S'il échoue, la distribution s'inverse. Le coût ne reste pas dans le tableau de capitalisation. Les surcoûts et retards pénalisent en premier le développeur, mais la facture réputationnelle et politique se répartit : des communautés qui ont parié sur l'emploi, des gouvernements qui ont défendu une narration d'indépendance, et un régulateur dont la "prévisibilité" peut devenir une arme à double tranchant.
La lecture stratégique est directe : TerraPower a déjà franchi une porte que peu franchissent, mais cette porte accroît l'exigence. À partir de là, l'avantage ne vient pas du sodium liquide, mais de la capacité à coordonner tous les acteurs qui rendent possible l'existence d'un réacteur : chaîne de combustible, entrepreneurs, autorités locales, régulateur, et, enfin, acheteurs d'énergie. À ce stade, toute tentation de maximiser la marge au détriment des fournisseurs, du territoire ou des engagements réglementaires est autodestructrice, car le projet dépend de relations à long terme, pas d'une transaction ponctuelle.
Le nucléaire avancé gagne quand sa chaîne complète préfère rester
Le permis de la NRC est historique par ce qu'il habilite et par ce qu'il exige. Il permet la construction dans un secteur qui a passé une décennie sans nouvelles autorisations commerciales et rouvre la porte à des designs non conventionnels après plus de 40 ans. Il exige, en retour, une exécution qui maintienne la promesse de rapidité réglementaire sans la transformer en improvisation.
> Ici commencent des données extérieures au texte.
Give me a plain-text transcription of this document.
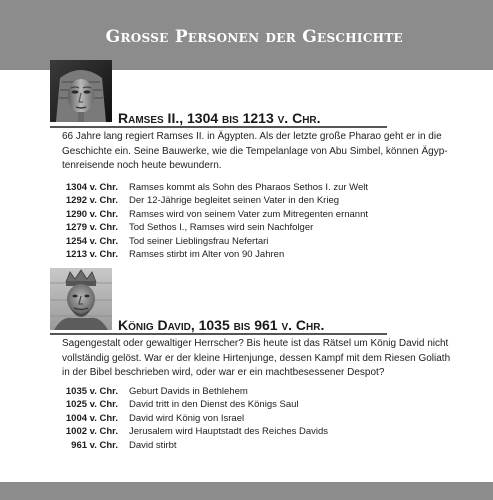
Grosse Personen der Geschichte
Ramses II., 1304 bis 1213 v. Chr.
66 Jahre lang regiert Ramses II. in Ägypten. Als der letzte große Pharao geht er in die
Geschichte ein. Seine Bauwerke, wie die Tempelanlage von Abu Simbel, können Ägyp-
tenreisende noch heute bewundern.
1304 v. Chr. Ramses kommt als Sohn des Pharaos Sethos I. zur Welt
1292 v. Chr. Der 12-Jährige begleitet seinen Vater in den Krieg
1290 v. Chr. Ramses wird von seinem Vater zum Mitregenten ernannt
1279 v. Chr. Tod Sethos I., Ramses wird sein Nachfolger
1254 v. Chr. Tod seiner Lieblingsfrau Nefertari
1213 v. Chr. Ramses stirbt im Alter von 90 Jahren
König David, 1035 bis 961 v. Chr.
Sagengestalt oder gewaltiger Herrscher? Bis heute ist das Rätsel um König David nicht
vollständig gelöst. War er der kleine Hirtenjunge, dessen Kampf mit dem Riesen Goliath
in der Bibel beschrieben wird, oder war er ein machtbesessener Despot?
1035 v. Chr. Geburt Davids in Bethlehem
1025 v. Chr. David tritt in den Dienst des Königs Saul
1004 v. Chr. David wird König von Israel
1002 v. Chr. Jerusalem wird Hauptstadt des Reiches Davids
961 v. Chr. David stirbt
TerraPower achète quelque chose de plus précieux que des mégawatts : elle achète le droit d'être mesurée en tant qu'infrastructure nationale, avec tous les coûts de coordination que cela implique. Si l'entreprise parvient à s'assurer que le combustible est disponible, que la communauté locale voit des bénéfices clairs, et que le régulateur trouve un partenaire prévisible, le projet transformera un permis en un standard réplicable. Si l'un de ces acteurs perçoit qu'on lui transfère des risques sans compensation, le même exploit qui aujourd'hui ajoute à la légitimité se transformera en friction.
La capture de valeur réelle, d'ici 2030, n'est pas déterminée par qui célèbre l'annonce, mais par qui termine avec des incitations suffisantes pour rester dans le projet lorsque la nouveauté disparaît et qu'il ne reste que l'œuvre, le coût et la responsabilité partagée.